Auf dem sonst kritischen Fernsehsender "Ariana TV" lief den ganzen Tag ein Band mit der Aufschrift: "Wahlen verlaufen reibungslos im ganzen Land". In einem Sicherheitsbericht der UN hieß es, es gebe "viele Berichte" über gewalttätige Vorfälle wie "Raketenangriffe", "bewaffnete Zusammenstöße in der Nähe von Wahllokalen" - aber nichts davon sei "unerwartet".
Trotz der entspannten Stimmung ist die Wahlbeteiligung eher gering. "Die Leute haben Angst", argwöhnt Mirwais Zamidyar. "Wahrscheinlich sind die Frauen noch beim Kochen und kommen am Nachmittag", sagt Isar. In Kandahar, der größten Stadt im Süden, war nach amtlichen Angaben die Wahlbeteiligung um etwa 40 Prozent geringer als bei Präsidentschaftswahl 2004. Nach ersten, allgemeinen Eindrücken war besonders unter Frauen die Wahlbeteiligung gering, sodass am Nachmittag sogar die Frau des Präsidenten Hamid Karsai, die sich sonst nie in die Politik einmischt, die weibliche Wählerschaft dazu aufrief, an die Urnen zu gehen.
"Die Leute haben Angst, weil sie nicht wissen, wo die Gewalt zuschlägt und weil die Regierung es versäumt hat, über die Angriffe zu informieren", kritisiert Samina Ahmed von der "International Crisis Group". In der Tat hatte die Regierung den Medien verboten, über gewalttätige Vorfälle zu berichten. Dennoch dringen andere Nachrichten nach draußen. In der nördlichen Provinz Baghlan, für die die Bundeswehr zuständig ist, kam es zu heftigen Gefechten zwischen der Polizei und den Taliban. In Kundus, wo ebenfalls die Bundeswehr stationiert ist, traf eine Rakete ein Wahllokal: zahlreiche Menschen wurden verletzt.

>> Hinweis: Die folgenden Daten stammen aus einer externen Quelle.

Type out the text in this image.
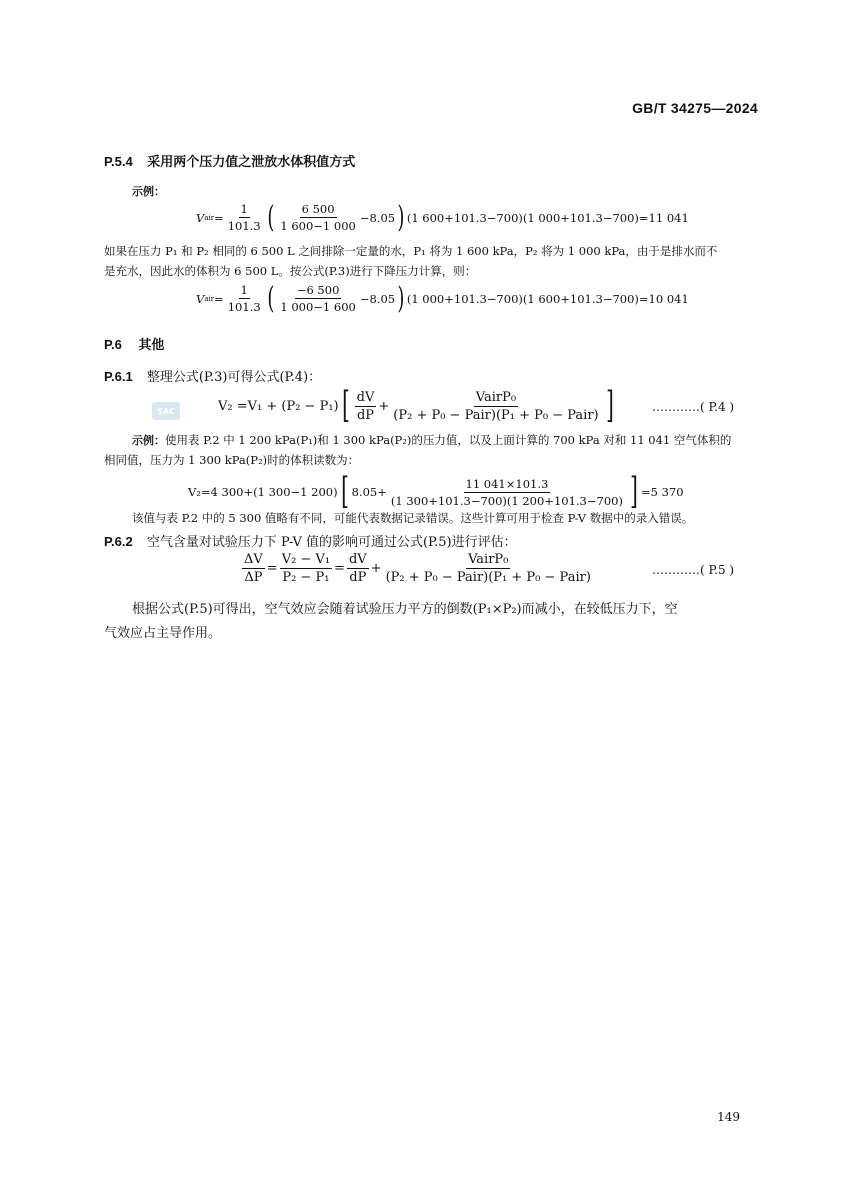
GB/T 34275—2024
P.5.4 采用两个压力值之泄放水体积值方式
示例：
V air = $\frac{1}{101.3}$ ( $\frac{6 500}{1 600-1 000} -8.05$ ) (1 600+101.3−700)(1 000+101.3−700)=11 041
如果在压力 P₁ 和 P₂ 相同的 6 500 L 之间排除一定量的水，P₁ 将为 1 600 kPa，P₂ 将为 1 000 kPa，由于是排水而不
是充水，因此水的体积为 6 500 L。按公式(P.3)进行下降压力计算，则：
V air = $\frac{1}{101.3}$ ( $\frac{-6 500}{1 000-1 600} -8.05$ ) (1 000+101.3−700)(1 600+101.3−700)=10 041
P.6 其他
P.6.1 整理公式(P.3)可得公式(P.4)：
SAC	V₂ =V₁ + (P₂ − P₁) [ $\frac{dV}{dP} + \frac{\text{VairP₀}}{\text{(P₂ + P₀ − Pair)(P₁ + P₀ − Pair)}}$ ]	…………( P.4 )
示例：使用表 P.2 中 1 200 kPa(P₁)和 1 300 kPa(P₂)的压力值，以及上面计算的 700 kPa 对和 11 041 空气体积的
相同值，压力为 1 300 kPa(P₂)时的体积读数为：
V₂=4 300+(1 300−1 200) [ $8.05+ \frac{11 041\times 101.3}{(1 300+101.3-700)(1 200+101.3-700)}$ ] =5 370
该值与表 P.2 中的 5 300 值略有不同，可能代表数据记录错误。这些计算可用于检查 P-V 数据中的录入错误。
P.6.2 空气含量对试验压力下 P-V 值的影响可通过公式(P.5)进行评估：
$\frac{\Delta V}{\Delta P} = \frac{\text{V₂ − V₁}}{\text{P₂ − P₁}} = \frac{dV}{dP} + \frac{\text{VairP₀}}{\text{(P₂ + P₀ − Pair)(P₁ + P₀ − Pair)}}$	…………( P.5 )
根据公式(P.5)可得出，空气效应会随着试验压力平方的倒数(P₁×P₂)而减小，在较低压力下，空
气效应占主导作用。
149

Auch im Süden des Landes kam es in mehreren Provinzen zu Raketenangriffen, bei denen Menschen starben.
Im Laufe des Tages häufen sich Beschwerden über Betrugsversuche. So klagt der Kandidat Ramazan Bashardost, die nicht-abwaschbare Tinte, mit der der Finger jedes Wählers gekennzeichnet wird, sei mit Bleichmittel leicht zu entfernen. Eine Frau im Kabuler Stadtteil Taimani berichtet, sie habe auf diese Weise sechsmal ihre Stimme für Hamid Karsai abgegeben. Bashardost fordert, die Wahlen umgehend zu stoppen: "Was hier passiert, ist nicht transparent, nicht fair, nicht frei", sagt er.
Karsais wichtigster Herausforderer Abdullah Abdullah beklagte, in der Provinz Ghazni seien Wahlurnen bereits in der Nacht vor der Wahl mit 80.000 Stimmen zugunsten des Amtsinhabers gefüllt worden. Trotz der anschwellenden Klagen beharrte der Sprecher der Wahlkommission Azizullah Ludin darauf, dass die Wahlbeteiligung im Land "sehr hoch" sei. Die beanstandete Tinte sei "definitiv nicht" abwaschbar.
Ex-Finanzminister Ashraf Ghani rief deshalb dazu auf, "das Thema Wahlbetrug auf friedlichem Wege" zu lösen und nicht auf der Straße. "Wir sind entschlossen, eine Nach-Wahl-Krise wie in Kenia und Simbabwe zu vermeiden", sagte Ghani.